Glossary
Glossary
Definitions for common search analytics terms.
Executive Summary
- Understand key search analytics terms like AI search analytics, internal site search, vector search, RAG, CTR, NDCG, MRR, and zero-results.
- Learn how these terms impact business decisions and drive KPIs for product managers, search engineers, support leaders, and data analysts.
- Explore implementation steps, common pitfalls, measurement metrics, and a mini case example for practical insights.

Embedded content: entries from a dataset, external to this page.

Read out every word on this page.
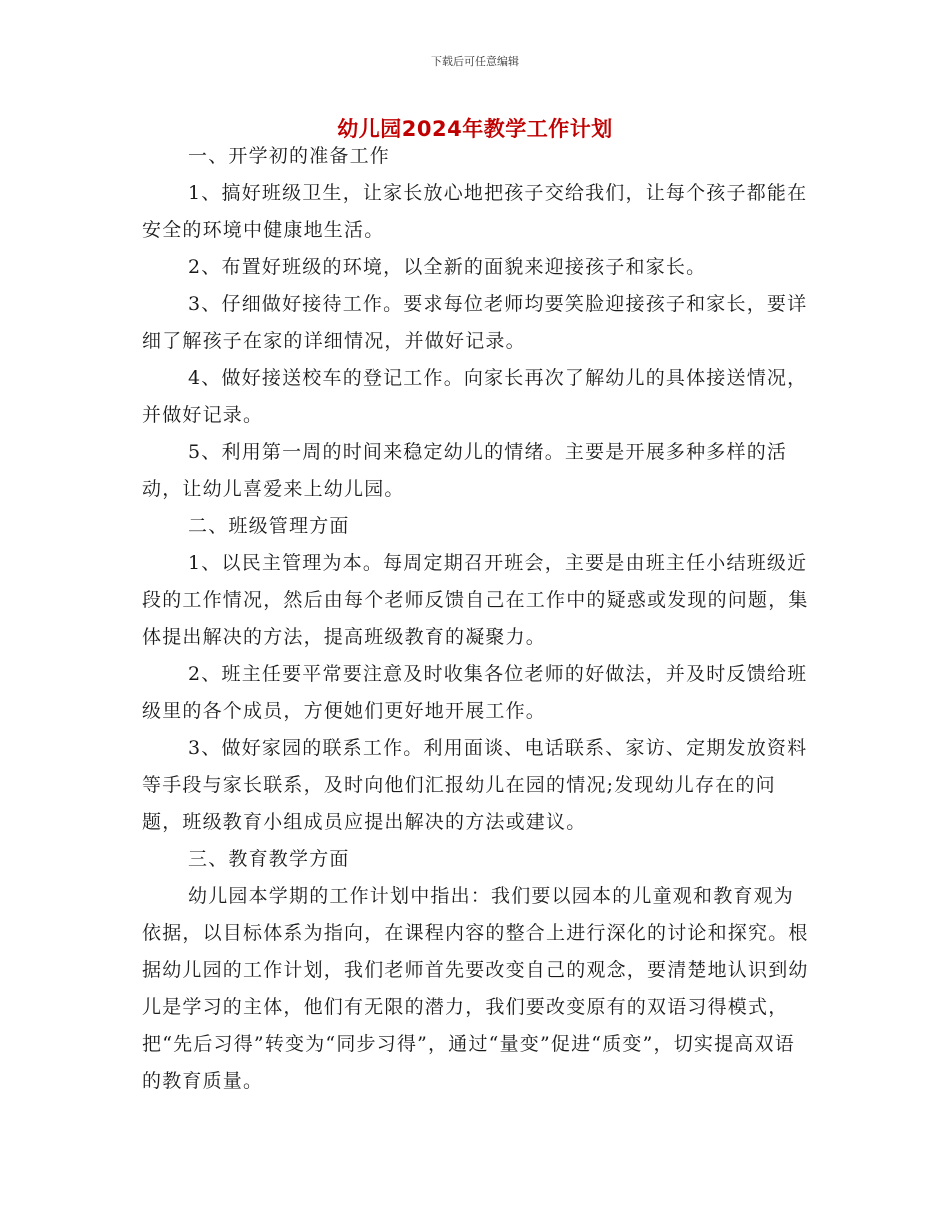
下载后可任意编辑
幼儿园2024年教学工作计划

一、开学初的准备工作

1、搞好班级卫生，让家长放心地把孩子交给我们，让每个孩子都能在安全的环境中健康地生活。

2、布置好班级的环境，以全新的面貌来迎接孩子和家长。

3、仔细做好接待工作。要求每位老师均要笑脸迎接孩子和家长，要详细了解孩子在家的详细情况，并做好记录。

4、做好接送校车的登记工作。向家长再次了解幼儿的具体接送情况，并做好记录。

5、利用第一周的时间来稳定幼儿的情绪。主要是开展多种多样的活动，让幼儿喜爱来上幼儿园。

二、班级管理方面

1、以民主管理为本。每周定期召开班会，主要是由班主任小结班级近段的工作情况，然后由每个老师反馈自己在工作中的疑惑或发现的问题，集体提出解决的方法，提高班级教育的凝聚力。

2、班主任要平常要注意及时收集各位老师的好做法，并及时反馈给班级里的各个成员，方便她们更好地开展工作。

3、做好家园的联系工作。利用面谈、电话联系、家访、定期发放资料等手段与家长联系，及时向他们汇报幼儿在园的情况;发现幼儿存在的问题，班级教育小组成员应提出解决的方法或建议。

三、教育教学方面

幼儿园本学期的工作计划中指出：我们要以园本的儿童观和教育观为依据，以目标体系为指向，在课程内容的整合上进行深化的讨论和探究。根据幼儿园的工作计划，我们老师首先要改变自己的观念，要清楚地认识到幼儿是学习的主体，他们有无限的潜力，我们要改变原有的双语习得模式，把“先后习得”转变为“同步习得”，通过“量变”促进“质变”，切实提高双语的教育质量。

What is AI Search Analytics?
AI search analytics refers to the use of artificial intelligence techniques to analyze and optimize search processes, enhancing relevance and user experience.
Why it Matters
AI search analytics is crucial for businesses as it directly impacts key performance indicators (KPIs) such as Click-Through Rate (CTR), Normalized Discounted Cumulative Gain (NDCG), Mean Reciprocal Rank (MRR), and reducing zero-results searches.
How it Works
AI search analytics leverages advanced algorithms to understand user intent, improve search relevance through techniques like vector search, and utilize Relevance, Authority, and Google (RAG) ranking models for better search results.
Implementation Steps
- Define key search analytics goals and KPIs.
- Implement AI-powered search analytics tools.
- Optimize search algorithms based on user behavior analysis.
- Continuously monitor and refine search analytics performance.
Common Pitfalls & Trade-offs
Common pitfalls include over-reliance on AI without human validation, ignoring contextual search factors, and trade-offs between relevance and computational resources.
Measurement
Key metrics for AI search analytics include CTR, NDCG, MRR, and monitoring zero-results rates. Formulas and benchmarks help evaluate the effectiveness of search algorithms.
Mini Case Example
In a retail scenario, AI search analytics improved conversion rates by 20% through personalized search results and reduced zero-results searches by 15%.
FAQ
What is the role of vector search in AI search analytics?
Vector search enhances search accuracy by representing documents and queries as vectors in a high-dimensional space, enabling efficient similarity calculations.
How does RAG ranking model impact search relevance?
The RAG model considers Relevance, Authority, and Google signals to rank search results, ensuring a balance between content quality and user satisfaction.
Why is reducing zero-results searches important in AI search analytics?
Zero-results searches indicate poor user experience and missed opportunities. By minimizing them, businesses can improve customer satisfaction and conversion rates.
References
References to authoritative sources on search analytics and AI technologies.